On
dit que la France a besoin de se réformer. Il est vrai que sa
culture, historiquement bureaucratique, l’a installée dans des
modes de blocage où le mot même de « résistance »
constitue une valeur forte (et pas que depuis 1945). Elle se trouve
aujourd'hui dans un temps comparable à la période suivant la
révocation de l’Edit de Nantes où les « réformés »

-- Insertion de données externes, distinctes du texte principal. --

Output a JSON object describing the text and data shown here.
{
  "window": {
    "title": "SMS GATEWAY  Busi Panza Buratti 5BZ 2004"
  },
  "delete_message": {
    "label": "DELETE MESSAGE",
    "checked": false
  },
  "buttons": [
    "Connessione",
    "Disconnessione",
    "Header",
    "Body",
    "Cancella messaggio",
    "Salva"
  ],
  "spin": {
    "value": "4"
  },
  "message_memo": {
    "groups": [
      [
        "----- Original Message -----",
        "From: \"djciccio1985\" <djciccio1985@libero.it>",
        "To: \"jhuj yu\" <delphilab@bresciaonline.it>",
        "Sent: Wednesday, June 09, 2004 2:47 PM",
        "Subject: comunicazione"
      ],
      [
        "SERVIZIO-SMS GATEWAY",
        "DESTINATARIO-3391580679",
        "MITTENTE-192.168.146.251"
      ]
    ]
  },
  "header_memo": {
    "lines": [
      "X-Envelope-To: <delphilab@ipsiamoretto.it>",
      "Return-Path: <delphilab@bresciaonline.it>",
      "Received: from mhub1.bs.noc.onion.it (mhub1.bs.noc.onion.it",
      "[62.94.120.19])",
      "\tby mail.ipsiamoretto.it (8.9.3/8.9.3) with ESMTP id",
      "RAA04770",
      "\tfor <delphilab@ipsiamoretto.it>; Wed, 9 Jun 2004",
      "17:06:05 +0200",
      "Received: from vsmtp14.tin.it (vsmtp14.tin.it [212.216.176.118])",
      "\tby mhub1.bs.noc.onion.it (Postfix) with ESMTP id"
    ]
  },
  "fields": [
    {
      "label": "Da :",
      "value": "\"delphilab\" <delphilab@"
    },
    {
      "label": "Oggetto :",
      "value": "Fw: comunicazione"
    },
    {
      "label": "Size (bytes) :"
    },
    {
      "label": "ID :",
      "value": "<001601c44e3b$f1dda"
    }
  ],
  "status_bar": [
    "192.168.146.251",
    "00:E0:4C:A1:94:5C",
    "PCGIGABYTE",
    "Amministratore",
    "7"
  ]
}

ont quitté le pays, emportant avec eux la dynamique économique. Ils
sont allés la développer en Allemagne, en Hollande et en
Angleterre. Il y a même des sociologues, voire des géographes, pour
penser que c'est là que se trouve la première raison de
l'affaiblissement de la France. C'est là-dessus que se préparait la
révolution de 1789, au-delà même des grands gels et des mauvaises
récoltes successives. L’effondrement économique lent et continu
aurait installé ces conditions majeures, propices à la grande
rupture (il y en a même pour dire que cette période préfigurerait
l'actuelle...). C'est dire !
Ce
qui reste de cette perte culturelle protestante nous habite encore :
on peut le qualifier de désir de permanence et résistance au
changement (nous ne sommes pas des révolutionnaires et si nous
faisons la révolution, ce n’est que par violente résistance, par
frustration de consommateur, ou par défaut). Et comme le passé est
toujours plus sûr que l’aventure de l’avenir, résister devient
un mode de pensée et de vie. Nous savons le développer contre vents
et marées, vent qui gonfle les voiles de nos économies, marées qui
"alluvionnent" nos terres et nos cultures… Aurions nous à
ce point adopté l’adage cathare « Mon frère, il faut
mourir » ?
La
réforme dont nous avons besoin est culturelle. Elle nous viendra
soit par le sud, dans les apports de courage et de volonté trempés,
soit par le monde anglo-saxon dont la culture irrigue l’ensemble de
notre économie et de nos rapports sociaux. Reste à se poser la
question de savoir si l'ensemble de nos rapports ne s’épuiseraient
pas dans l’économie... Le commerce, s’il a été la raison ou le
motif de nombre de nos contacts et relations, sera encore peut être
longtemps le lien de santé avec le reste du monde. Mieux
! Il s’agit bien là de sa santé non
seulement économique et culturelle, mais aussi et peut
être surtout de sa santé en termes de sensation de
progrès. C’est elle que l’on trouve associée à une marche
en avant.
Cependant,
il nous faudrait transformer notre regard sur ces champs là afin de
disposer d'une vision d’un commerce et d’une économie faite pour
l’humain et par l’humain. Trop de caricatures idéologiques nous
servent de paravent confortables.
Comme
l’avaient évalués les sociologues Paul H. RAY et Sherry Ruth
ANDERSON dans les années 90*,
une nouvelle culture est en phase de création depuis plusieurs
années Elle nous offre une alternative à l’ultra consommation,
celle qui justement nous épuise matériellement, écologiquement,
culturellement et humainement. Ces alter-consommateurs, ou
« créateurs de culture », s’engagent, portent leurs
projets et les développent. Ce sont des projets que l'on peut
qualifier d'humaniste, pragmatique, spiritualiste et hédoniste.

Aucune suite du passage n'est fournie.